I’ve always been interested in autism. I’ve read most of Temple Grandin’s books. I was reading Thinking in Pictures back in the 90s when I first noticed the similarities between Grandin and my then very young daughter, who doctors assured me was “not autistic”. . . until one day the diagnosis ASD appeared in her medical record (It is still there.). But I had somehow missed the work of Jennifer Cook O’Toole, who wrote a book I wish I had given my daughter in those painful adolescent years: The Asperkid’s (Secret) Book of Social Rules: The Handbook of Not-So-Obvious Social Guidelines for Tweens and Teens with Asperger Syndrome (2013). (Two years later, she wrote Sisterhood of the Spectrum: An Asperger Chick’s Guide to Life.) Autism in Heels is O’Toole’s memoir of growing up with undiagnosed autism. Extremely smart, multi-talented, and high-functioning, she was crippled by her inability to understand and follow the complex social rules that govern all of our interactions with others.
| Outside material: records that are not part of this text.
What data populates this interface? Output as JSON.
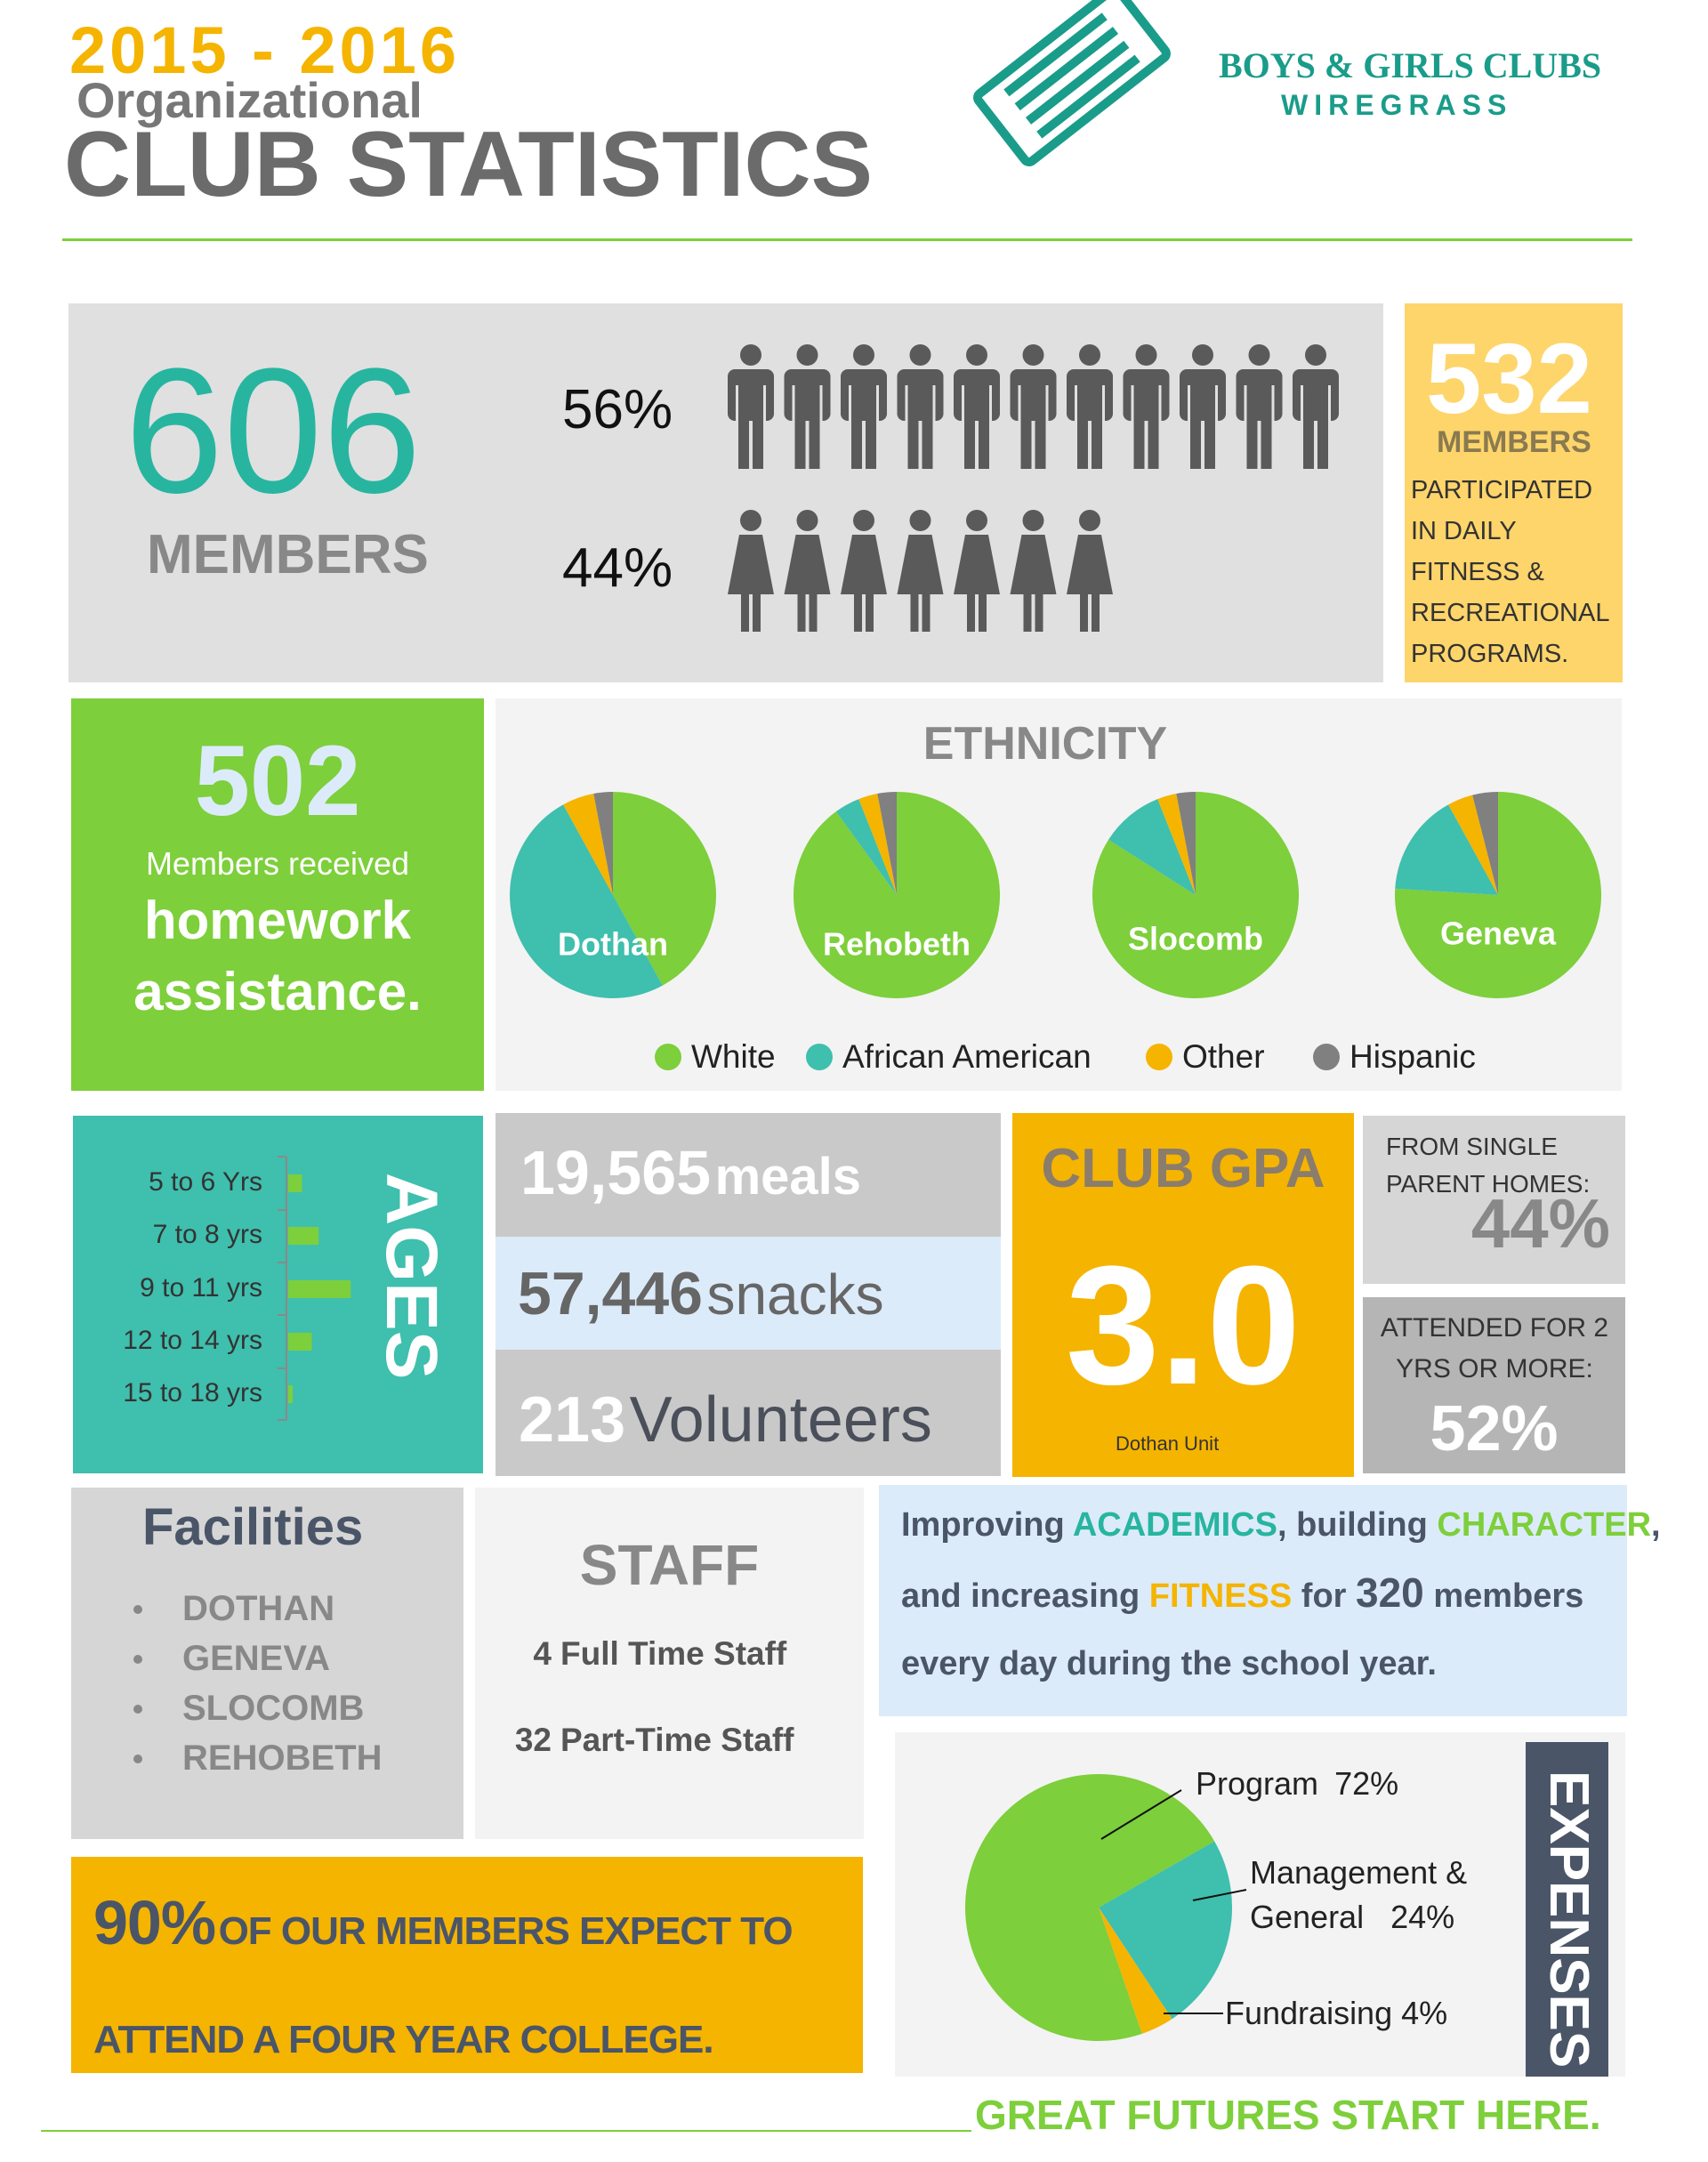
{
  "header": {
    "years": "2015 - 2016",
    "subtitle": "Organizational",
    "title": "CLUB STATISTICS",
    "org_name": "BOYS & GIRLS CLUBS",
    "org_region": "WIREGRASS"
  },
  "members": {
    "total": 606,
    "label": "MEMBERS",
    "male_pct": "56%",
    "female_pct": "44%"
  },
  "fitness": {
    "number": 532,
    "label": "MEMBERS",
    "text": "PARTICIPATED IN DAILY FITNESS & RECREATIONAL PROGRAMS."
  },
  "homework": {
    "number": 502,
    "line1": "Members received",
    "line2": "homework",
    "line3": "assistance."
  },
  "meals": {
    "number": "19,565",
    "label": "meals"
  },
  "snacks": {
    "number": "57,446",
    "label": "snacks"
  },
  "volunteers": {
    "number": 213,
    "label": "Volunteers"
  },
  "gpa": {
    "title": "CLUB GPA",
    "value": "3.0",
    "note": "Dothan Unit"
  },
  "single_parent": {
    "label": "FROM SINGLE PARENT HOMES:",
    "value": "44%"
  },
  "attended": {
    "label": "ATTENDED FOR 2 YRS OR MORE:",
    "value": "52%"
  },
  "facilities": {
    "title": "Facilities",
    "items": [
      "DOTHAN",
      "GENEVA",
      "SLOCOMB",
      "REHOBETH"
    ]
  },
  "staff": {
    "title": "STAFF",
    "items": [
      {
        "count": 4,
        "label": "Full Time Staff"
      },
      {
        "count": 32,
        "label": "Part-Time Staff"
      }
    ]
  },
  "mission": {
    "parts": [
      "Improving",
      "ACADEMICS",
      ", building",
      "CHARACTER",
      ",",
      "and increasing",
      "FITNESS",
      "for",
      "320",
      "members",
      "every day during the school year."
    ]
  },
  "college": {
    "pct": "90%",
    "text": "OF OUR MEMBERS EXPECT TO ATTEND A FOUR YEAR COLLEGE."
  },
  "tagline": "GREAT FUTURES START HERE.",
  "chart_data": [
    {
      "type": "pie",
      "title": "ETHNICITY",
      "categories": [
        "White",
        "African American",
        "Other",
        "Hispanic"
      ],
      "colors": [
        "#7dcf3b",
        "#3fbfad",
        "#f5b400",
        "#808080"
      ],
      "series": [
        {
          "name": "Dothan",
          "values": [
            42,
            50,
            5,
            3
          ]
        },
        {
          "name": "Rehobeth",
          "values": [
            90,
            4,
            3,
            3
          ]
        },
        {
          "name": "Slocomb",
          "values": [
            84,
            10,
            3,
            3
          ]
        },
        {
          "name": "Geneva",
          "values": [
            76,
            16,
            4,
            4
          ]
        }
      ]
    },
    {
      "type": "bar",
      "title": "AGES",
      "categories": [
        "5 to 6 Yrs",
        "7 to 8 yrs",
        "9 to 11 yrs",
        "12 to 14 yrs",
        "15 to 18 yrs"
      ],
      "values": [
        62,
        137,
        281,
        106,
        20
      ],
      "color": "#7dcf3b"
    },
    {
      "type": "pie",
      "title": "EXPENSES",
      "categories": [
        "Program",
        "Management & General",
        "Fundraising"
      ],
      "values": [
        72,
        24,
        4
      ],
      "value_labels": [
        "72%",
        "24%",
        "4%"
      ],
      "colors": [
        "#7dcf3b",
        "#3fbfad",
        "#f5b400"
      ]
    }
  ]
}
This led to ostracism, bullying, self-doubt, perfectionism, abusive relationships, anorexia, and more, all of which is shared in painful detail in the book. Jennifer O’Toole never realized that she was on the spectrum until her three children, including her youngest, a girl, received the diagnosis. As she learned more about autism, she began to question her own life story, especially after her daughter’s diagnosis. Since then, she has become a voice for the many girls and women worldwide who are neurologically different, whose sensitivities rule their daily lives, who struggle to make and maintain friendships. Autism looks different in girls than in boys, but it can still make lives difficult and can sometimes result in astonishingly self-destructive behaviors and choices.

Maybe it isn’t too late to give my daughter those books.